Em estudo feito pela UFMT, verificamos que pessoas trabalhadoras, não necessariamente aquelas que trabalham com agrotóxicos, mas, como exemplo, professores que trabalham na região estariam contaminados, teriam até resíduos de agrotóxicos na urina. Isso seria uma demonstração de que a totalização dos agrotóxicos se espalha por toda a coletividade. Buscamos combater os agrotóxicos e ajuizar ações para impedir o uso do glifosato, que já está sendo proibido em outros lugares do mundo. Aqui no Brasil, temos um problema: o que é proibido no mundo, é permitido aqui no país. Situação que é difícil de entender. Por que isso? A saúde do europeu é diferente da do brasileiro? Os limites de tolerância dos europeus são diferentes dos limites dos brasileiros? Todos somos humanos. O impacto vai para correr para todo mundo. Então temos um problema a ser resolvido nesse ponto.

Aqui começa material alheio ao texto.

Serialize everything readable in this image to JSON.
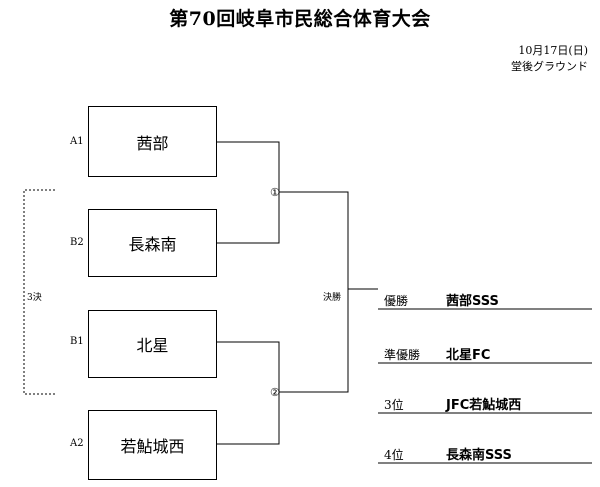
{
  "header": {
    "title": "第70回岐阜市民総合体育大会",
    "date": "10月17日(日)",
    "venue": "堂後グラウンド"
  },
  "bracket": {
    "teams": [
      {
        "seed": "A1",
        "name": "茜部"
      },
      {
        "seed": "B2",
        "name": "長森南"
      },
      {
        "seed": "B1",
        "name": "北星"
      },
      {
        "seed": "A2",
        "name": "若鮎城西"
      }
    ],
    "match1_label": "①",
    "match2_label": "②",
    "final_label": "決勝",
    "third_place_label": "3決"
  },
  "results": [
    {
      "rank": "優勝",
      "team": "茜部SSS"
    },
    {
      "rank": "準優勝",
      "team": "北星FC"
    },
    {
      "rank": "3位",
      "team": "JFC若鮎城西"
    },
    {
      "rank": "4位",
      "team": "長森南SSS"
    }
  ]
}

Participam do fórum, além do Ministério Público do Trabalho: o Instituto Federal de Mato Grosso (IFMT), o Ministério da Agricultura, Pecuária e Abastecimento (Mapa), o Instituto de Defesa Agropecuária de Mato Grosso (Indea), a Comissão Pastoral da Terra (CPT), o Instituto Brasileiro do Meio Ambiente e dos Recursos Naturais Renováveis (Ibama), a Defensoria Pública, a Universidade Federal de Mato Grosso (UFMT) e o Ministério Público Estadual (MPE).